我正在尝试做一个练习,给出二叉树从叶子到根的每条路径的列表
这是我的代码:
data Tree = Leaf Int | Node (Tree) Int (Tree)
go (Leaf a) = (a : []) : []
go (Node l n r) = insev((go l):(go r)) n
insev :: [[a]] -> a -> [[a]]
insev [[]] x = []
insev (h:t) x = (insb h x) : (insev t x)
insb [] num = num : []
insb (h:t) num = h:(insb t num)
它应该是正确的,从逻辑的角度来看,但我是新的haskell,我不知道为什么我得到这个错误
Main.hs:21:19: error:
• Couldn't match type ‘[Int]’ with ‘Int’
Expected: [[Int]]
Actual: [[[Int]]]
• In the expression: insev ((go l) : (go r)) n
In an equation for ‘go’:
go (Node l n r) = insev ((go l) : (go r)) n
|
21 | go (Node l n r) = insev ((go l):(go r)) n
| ^^^^^^^^^^^^^^^^^^^^^^^
Main.hs:21:34: error:
• Couldn't match type ‘Int’ with ‘[Int]’
Expected: [[[Int]]]
Actual: [[Int]]
• In the second argument of ‘(:)’, namely ‘(go r)’

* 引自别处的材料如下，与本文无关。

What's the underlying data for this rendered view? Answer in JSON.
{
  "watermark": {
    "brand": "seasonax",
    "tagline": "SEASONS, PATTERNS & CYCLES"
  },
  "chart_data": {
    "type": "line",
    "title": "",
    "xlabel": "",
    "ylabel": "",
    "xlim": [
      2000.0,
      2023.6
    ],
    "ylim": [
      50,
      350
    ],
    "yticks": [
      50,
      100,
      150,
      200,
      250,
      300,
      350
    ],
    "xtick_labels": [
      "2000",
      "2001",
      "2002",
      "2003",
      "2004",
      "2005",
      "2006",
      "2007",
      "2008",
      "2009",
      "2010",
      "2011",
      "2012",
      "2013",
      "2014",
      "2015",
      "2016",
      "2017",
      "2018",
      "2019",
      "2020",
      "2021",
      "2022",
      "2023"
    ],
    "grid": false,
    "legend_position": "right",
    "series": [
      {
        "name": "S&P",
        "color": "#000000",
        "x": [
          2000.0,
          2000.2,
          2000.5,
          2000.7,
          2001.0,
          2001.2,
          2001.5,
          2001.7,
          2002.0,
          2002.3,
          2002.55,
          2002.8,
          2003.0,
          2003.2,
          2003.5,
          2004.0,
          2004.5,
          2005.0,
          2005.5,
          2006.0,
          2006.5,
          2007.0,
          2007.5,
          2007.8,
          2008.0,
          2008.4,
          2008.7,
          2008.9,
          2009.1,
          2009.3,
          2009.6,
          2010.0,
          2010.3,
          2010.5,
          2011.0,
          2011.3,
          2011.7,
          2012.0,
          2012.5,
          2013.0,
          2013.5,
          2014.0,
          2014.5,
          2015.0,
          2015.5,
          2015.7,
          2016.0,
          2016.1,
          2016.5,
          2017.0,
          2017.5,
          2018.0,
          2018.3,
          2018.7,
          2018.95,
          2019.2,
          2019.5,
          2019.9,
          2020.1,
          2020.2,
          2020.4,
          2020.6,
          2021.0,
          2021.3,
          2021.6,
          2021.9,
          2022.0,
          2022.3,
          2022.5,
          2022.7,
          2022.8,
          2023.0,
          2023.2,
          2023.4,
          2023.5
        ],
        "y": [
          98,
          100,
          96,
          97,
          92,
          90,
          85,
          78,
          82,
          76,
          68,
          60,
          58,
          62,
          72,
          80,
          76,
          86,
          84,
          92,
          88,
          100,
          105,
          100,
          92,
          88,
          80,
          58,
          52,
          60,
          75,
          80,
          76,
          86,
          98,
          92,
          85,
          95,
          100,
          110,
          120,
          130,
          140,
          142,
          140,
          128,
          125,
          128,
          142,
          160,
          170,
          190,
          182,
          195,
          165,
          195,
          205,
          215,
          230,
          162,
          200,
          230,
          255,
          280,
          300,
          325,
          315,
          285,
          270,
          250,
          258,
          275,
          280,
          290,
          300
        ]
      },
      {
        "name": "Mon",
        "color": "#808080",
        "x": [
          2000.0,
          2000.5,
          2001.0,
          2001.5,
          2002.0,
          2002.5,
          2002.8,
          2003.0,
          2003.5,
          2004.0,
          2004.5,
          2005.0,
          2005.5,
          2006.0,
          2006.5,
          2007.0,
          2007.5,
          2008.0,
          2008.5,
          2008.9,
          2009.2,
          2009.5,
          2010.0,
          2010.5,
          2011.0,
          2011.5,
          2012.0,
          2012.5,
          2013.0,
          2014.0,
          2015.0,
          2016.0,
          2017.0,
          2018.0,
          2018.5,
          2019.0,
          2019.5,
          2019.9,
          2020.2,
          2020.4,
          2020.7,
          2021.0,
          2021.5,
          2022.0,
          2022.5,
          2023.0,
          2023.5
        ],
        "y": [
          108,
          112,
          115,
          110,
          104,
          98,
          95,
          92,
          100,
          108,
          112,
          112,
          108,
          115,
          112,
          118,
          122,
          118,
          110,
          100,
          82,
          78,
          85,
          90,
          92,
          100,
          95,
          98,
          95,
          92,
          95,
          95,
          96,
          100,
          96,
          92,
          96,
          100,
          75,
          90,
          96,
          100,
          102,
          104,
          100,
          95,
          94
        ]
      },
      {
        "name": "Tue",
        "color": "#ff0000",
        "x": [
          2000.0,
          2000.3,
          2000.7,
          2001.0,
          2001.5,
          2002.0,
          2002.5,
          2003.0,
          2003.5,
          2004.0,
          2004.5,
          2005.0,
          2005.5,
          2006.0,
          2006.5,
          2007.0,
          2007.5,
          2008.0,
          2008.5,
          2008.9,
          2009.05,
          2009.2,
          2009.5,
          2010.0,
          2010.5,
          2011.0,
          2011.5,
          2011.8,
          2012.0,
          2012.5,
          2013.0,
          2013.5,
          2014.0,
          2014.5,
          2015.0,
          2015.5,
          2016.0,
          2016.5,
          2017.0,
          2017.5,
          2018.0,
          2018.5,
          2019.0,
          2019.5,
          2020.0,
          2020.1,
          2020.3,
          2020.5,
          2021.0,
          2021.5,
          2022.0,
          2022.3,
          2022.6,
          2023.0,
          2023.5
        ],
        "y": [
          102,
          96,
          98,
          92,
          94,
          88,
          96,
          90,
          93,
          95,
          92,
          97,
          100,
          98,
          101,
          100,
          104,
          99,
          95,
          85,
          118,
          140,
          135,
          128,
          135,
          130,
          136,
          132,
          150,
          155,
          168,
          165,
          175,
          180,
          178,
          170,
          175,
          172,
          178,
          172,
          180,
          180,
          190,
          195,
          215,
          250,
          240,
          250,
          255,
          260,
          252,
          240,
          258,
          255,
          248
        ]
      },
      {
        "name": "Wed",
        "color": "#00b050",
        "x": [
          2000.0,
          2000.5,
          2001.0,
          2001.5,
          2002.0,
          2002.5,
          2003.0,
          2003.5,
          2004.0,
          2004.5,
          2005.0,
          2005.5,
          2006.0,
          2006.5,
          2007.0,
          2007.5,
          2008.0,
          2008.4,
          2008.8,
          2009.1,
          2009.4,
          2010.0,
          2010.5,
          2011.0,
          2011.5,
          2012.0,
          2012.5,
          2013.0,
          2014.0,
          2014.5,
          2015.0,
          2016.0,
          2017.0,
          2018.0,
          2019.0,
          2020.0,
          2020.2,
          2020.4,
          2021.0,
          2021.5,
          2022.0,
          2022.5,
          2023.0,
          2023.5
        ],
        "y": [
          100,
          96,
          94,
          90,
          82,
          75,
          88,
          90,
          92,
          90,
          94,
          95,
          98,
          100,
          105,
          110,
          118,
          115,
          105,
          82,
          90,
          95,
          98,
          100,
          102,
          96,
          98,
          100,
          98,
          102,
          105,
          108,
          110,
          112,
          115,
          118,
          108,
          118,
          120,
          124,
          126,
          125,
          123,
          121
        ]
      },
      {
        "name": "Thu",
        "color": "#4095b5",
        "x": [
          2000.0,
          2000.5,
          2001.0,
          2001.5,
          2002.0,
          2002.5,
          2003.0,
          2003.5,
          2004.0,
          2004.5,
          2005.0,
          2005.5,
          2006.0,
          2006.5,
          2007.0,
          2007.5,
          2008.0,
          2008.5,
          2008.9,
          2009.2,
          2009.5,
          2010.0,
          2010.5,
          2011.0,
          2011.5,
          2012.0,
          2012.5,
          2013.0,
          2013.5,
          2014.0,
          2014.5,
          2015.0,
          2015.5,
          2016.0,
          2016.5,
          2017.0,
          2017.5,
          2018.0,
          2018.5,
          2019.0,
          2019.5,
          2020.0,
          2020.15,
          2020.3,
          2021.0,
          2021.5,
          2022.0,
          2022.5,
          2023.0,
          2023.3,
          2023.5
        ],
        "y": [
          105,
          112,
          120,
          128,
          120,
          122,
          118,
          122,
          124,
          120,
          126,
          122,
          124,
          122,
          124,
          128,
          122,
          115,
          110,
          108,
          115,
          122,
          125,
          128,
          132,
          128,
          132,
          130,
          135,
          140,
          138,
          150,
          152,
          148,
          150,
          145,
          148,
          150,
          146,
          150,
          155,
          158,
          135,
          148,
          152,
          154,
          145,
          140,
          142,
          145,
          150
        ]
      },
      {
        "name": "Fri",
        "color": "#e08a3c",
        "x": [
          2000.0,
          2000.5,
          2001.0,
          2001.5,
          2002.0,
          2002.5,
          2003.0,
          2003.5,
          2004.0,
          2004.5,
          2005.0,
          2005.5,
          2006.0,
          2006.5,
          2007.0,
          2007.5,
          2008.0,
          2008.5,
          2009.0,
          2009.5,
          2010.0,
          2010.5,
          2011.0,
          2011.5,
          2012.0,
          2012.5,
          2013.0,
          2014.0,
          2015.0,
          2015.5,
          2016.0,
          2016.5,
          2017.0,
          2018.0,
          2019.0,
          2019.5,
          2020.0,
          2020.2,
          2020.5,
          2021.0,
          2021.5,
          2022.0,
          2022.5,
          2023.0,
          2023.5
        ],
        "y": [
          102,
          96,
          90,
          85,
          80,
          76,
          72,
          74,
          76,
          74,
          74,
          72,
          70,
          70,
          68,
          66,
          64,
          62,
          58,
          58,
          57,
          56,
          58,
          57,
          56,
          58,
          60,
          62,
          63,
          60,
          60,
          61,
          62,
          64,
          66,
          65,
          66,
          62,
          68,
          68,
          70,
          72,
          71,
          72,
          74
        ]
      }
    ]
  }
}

In the first argument of ‘insev’, namely ‘((go l) : (go r))’
In the expression: insev ((go l) : (go r)) n
|
21 | go (Node l n r) = insev ((go l):(go r)) n
| ^^^^
Main.hs:21:41: error:
• Couldn't match expected type ‘[Int]’ with actual type ‘Int’
• In the second argument of ‘insev’, namely ‘n’
In the expression: insev ((go l) : (go r)) n
In an equation for ‘go’:
go (Node l n r) = insev ((go l) : (go r)) n
|
21 | go (Node l n r) = insev ((go l):(go r)) n
甚至不看剩下的代码,这是永远不会*将飞行:
(go l) : (go r)
假定go在两次调用中返回相同类型的东西,但(:)的参数必须具有不同的类型:
(:) :: a -> [a] -> [a]
也许你想用(++)代替,它的参数必须有相同的类型:
(++) :: [a] -> [a] -> [a]
*好的,是的,有可能以一种方式编写go,使下一个句子的假设无效,即它在两个调用中返回相同的类型。但这是一种非常不寻常的情况,你必须非常有意识地尝试到达。